Decision filter: To judge whether a piece of scoring is worth it, don’t just ask “is it usable for this one video”—ask “can it be reused across all my content for the next three months.” Reusable original music has its single cost spread to almost nothing.
For the specifics of how one song goes out to multiple platforms, the how to make a vertical AI music video piece has the full multi-platform distribution flow.
Result: Actual Launch-Week Feedback
Lin Xia didn’t give us an exaggerated “millions of views” story—she’s a pragmatic small-brand owner. But she shared a few concrete felt changes:
- The launch video’s completion rate was clearly higher than her earlier template-music content—viewers stayed longer.
- The comments started getting “what’s the background music”—the first time anyone was curious about her “sound.”
- This music became the brand’s fixed intro, reused in every product content after, slowly forming recognizability.
Per public content-marketing industry observation (see HubSpot on short video marketing), brand content with consistent audio identity builds memory hooks more easily—Lin Xia’s experience is exactly this rule landing in a small-budget team.
Practical rule: For a small brand launch, rather than chasing a one-off viral hit, build a reusable “brand sound”—the former relies on luck, the latter on accumulation.
If You’re Also a Small Brand, How to Replicate This Flow
Collapse Lin Xia’s three days into a flow you can start today:
- Figure out how your brand should “feel” (describe in three to five adjectives)
- In SunoMV, use “AI create” to write those feelings into one music description and generate an original track
- In the same flow, convert to vertical MV—restrained captions, style matching the brand color
- Export multiple ratios, spread to TikTok / Xiaohongshu / landing page / private domain
- Fix this music as the brand intro, reuse it in every content after
How good a launch video is, for a small brand, is never a budget question—it’s “do you have a sound that’s your own.” AI has compressed the cost of getting that sound to almost zero—the rest is whether you’re willing to make one today.
Open SunoMV now and make a score and MV that’s “only yours” for your next launch.
FAQ
Q: With zero music knowledge, can I really make usable launch scoring? A: Yes. Lin Xia had no music background; she used “AI create” mode from a one-sentence description, generated in minutes and tweaked twice to finalize. The key is describing the brand’s “feel” clearly.
Q: Can AI-generated music be used for commercial launches and ads? A: AI-generated original tracks can be commercially usable, but it requires the matching membership tier (commercial license usually on Pro). Confirm your license scope before running ads.

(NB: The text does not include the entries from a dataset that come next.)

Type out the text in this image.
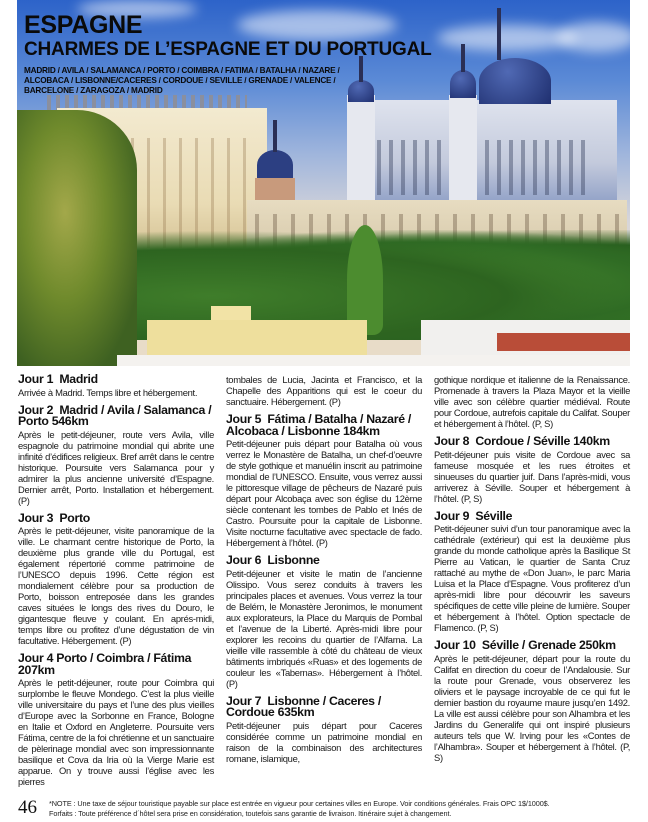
ESPAGNE
CHARMES DE L’ESPAGNE ET DU PORTUGAL
MADRID / AVILA / SALAMANCA / PORTO / COIMBRA / FATIMA / BATALHA / NAZARE /
ALCOBACA / LISBONNE/CACERES / CORDOUE / SEVILLE / GRENADE / VALENCE /
BARCELONE / ZARAGOZA / MADRID
Jour 1 Madrid

Arrivée à Madrid. Temps libre et hébergement.

Jour 2 Madrid / Avila / Salamanca / Porto 546km

Après le petit-déjeuner, route vers Avila, ville espagnole du patrimoine mondial qui abrite une infinité d’édifices religieux. Bref arrêt dans le centre historique. Poursuite vers Salamanca pour y admirer la plus ancienne université d’Espagne. Dernier arrêt, Porto. Installation et hébergement. (P)

Jour 3 Porto

Après le petit-déjeuner, visite panoramique de la ville. Le charmant centre historique de Porto, la deuxième plus grande ville du Portugal, est également répertorié comme patrimoine de l’UNESCO depuis 1996. Cette région est mondialement célèbre pour sa production de Porto, boisson entreposée dans les grandes caves situées le longs des rives du Douro, le gigantesque fleuve y coulant. En aprés-midi, temps libre ou profitez d’une dégustation de vin facultative. Hébergement. (P)

Jour 4 Porto / Coimbra / Fátima 207km

Après le petit-déjeuner, route pour Coimbra qui surplombe le fleuve Mondego. C’est la plus vieille ville universitaire du pays et l’une des plus vieilles d’Europe avec la Sorbonne en France, Bologne en Italie et Oxford en Angleterre. Poursuite vers Fátima, centre de la foi chrétienne et un sanctuaire de pèlerinage mondial avec son impressionnante basilique et Cova da Iria où la Vierge Marie est apparue. On y trouve aussi l’église avec les pierres

tombales de Lucia, Jacinta et Francisco, et la Chapelle des Apparitions qui est le coeur du sanctuaire. Hébergement. (P)

Jour 5 Fátima / Batalha / Nazaré / Alcobaca / Lisbonne 184km

Petit-déjeuner puis départ pour Batalha où vous verrez le Monastère de Batalha, un chef-d’oeuvre de style gothique et manuélin inscrit au patrimoine mondial de l’UNESCO. Ensuite, vous verrez aussi le pittoresque village de pêcheurs de Nazaré puis départ pour Alcobaça avec son église du 12ème siècle contenant les tombes de Pablo et Inés de Castro. Poursuite pour la capitale de Lisbonne. Visite nocturne facultative avec spectacle de fado. Hébergement à l’hôtel. (P)

Jour 6 Lisbonne

Petit-déjeuner et visite le matin de l’ancienne Olissipo. Vous serez conduits à travers les principales places et avenues. Vous verrez la tour de Belém, le Monastère Jeronimos, le monument aux explorateurs, la Place du Marquis de Pombal et l’avenue de la Liberté. Après-midi libre pour explorer les recoins du quartier de l’Alfama. La vieille ville rassemble à côté du château de vieux bâtiments imbriqués «Ruas» et des logements de couleur les «Tabernas». Hébergement à l’hôtel. (P)

Jour 7 Lisbonne / Caceres / Cordoue 635km

Petit-déjeuner puis départ pour Caceres considérée comme un patrimoine mondial en raison de la combinaison des architectures romane, islamique,

gothique nordique et italienne de la Renaissance. Promenade à travers la Plaza Mayor et la vieille ville avec son célèbre quartier médiéval. Route pour Cordoue, autrefois capitale du Califat. Souper et hébergement à l’hôtel. (P, S)

Jour 8 Cordoue / Séville 140km

Petit-déjeuner puis visite de Cordoue avec sa fameuse mosquée et les rues étroites et sinueuses du quartier juif. Dans l’après-midi, vous arriverez à Séville. Souper et hébergement à l’hôtel. (P, S)

Jour 9 Séville

Petit-déjeuner suivi d’un tour panoramique avec la cathédrale (extérieur) qui est la deuxième plus grande du monde catholique après la Basilique St Pierre au Vatican, le quartier de Santa Cruz rattaché au mythe de «Don Juan», le parc Maria Luisa et la Place d’Espagne. Vous profiterez d’un après-midi libre pour découvrir les saveurs spécifiques de cette ville pleine de lumière. Souper et hébergement à l’hôtel. Option spectacle de Flamenco. (P, S)

Jour 10 Séville / Grenade 250km

Après le petit-déjeuner, départ pour la route du Califat en direction du coeur de l’Andalousie. Sur la route pour Grenade, vous observerez les oliviers et le paysage incroyable de ce qui fut le dernier bastion du royaume maure jusqu’en 1492. La ville est aussi célèbre pour son Alhambra et les Jardins du Generalife qui ont inspiré plusieurs auteurs tels que W. Irving pour les «Contes de l’Alhambra». Souper et hébergement à l’hôtel. (P, S)

46 *NOTE : Une taxe de séjour touristique payable sur place est entrée en vigueur pour certaines villes en Europe. Voir conditions générales. Frais OPC 1$/1000$.
Forfaits : Toute préférence d´hôtel sera prise en considération, toutefois sans garantie de livraison. Itinéraire sujet à changement.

Q: One song across multiple platforms—make each separately? A: Don’t remake the music; just export different ratio video versions—vertical for TikTok/Xiaohongshu/Reels, horizontal for YouTube and landing page.

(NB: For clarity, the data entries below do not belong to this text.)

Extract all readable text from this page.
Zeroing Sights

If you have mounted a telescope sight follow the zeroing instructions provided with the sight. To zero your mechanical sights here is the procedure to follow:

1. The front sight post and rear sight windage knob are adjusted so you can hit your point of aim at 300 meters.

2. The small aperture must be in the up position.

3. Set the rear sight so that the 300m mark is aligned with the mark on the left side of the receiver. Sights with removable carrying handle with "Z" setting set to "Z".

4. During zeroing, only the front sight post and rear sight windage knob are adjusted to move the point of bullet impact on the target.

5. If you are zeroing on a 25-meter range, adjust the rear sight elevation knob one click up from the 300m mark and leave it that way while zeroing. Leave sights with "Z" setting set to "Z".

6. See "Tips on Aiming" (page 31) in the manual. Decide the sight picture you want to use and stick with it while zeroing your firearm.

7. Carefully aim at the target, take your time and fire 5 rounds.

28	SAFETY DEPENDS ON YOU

Q: Is AI original music more cost-effective than buying a license library? A: For a small brand needing long-term reuse, yes. Licensed tracks risk clashes and expiry; an original is an ever-appreciating brand asset, with its single cost spread very low.
Q: Should launch video captions be flashy? A: Not recommended. The launch video’s star is the product and emotion; captions should be restrained—choose minimal typography over flashy karaoke style to avoid stealing the show.
Q: From idea to finished clip, about how long? A: Lin Xia’s core creation (generate music + convert to MV) was done in one afternoon on day two; day three was mainly multi-platform version derivation. Three days overall, but the real creation was only a few hours of it.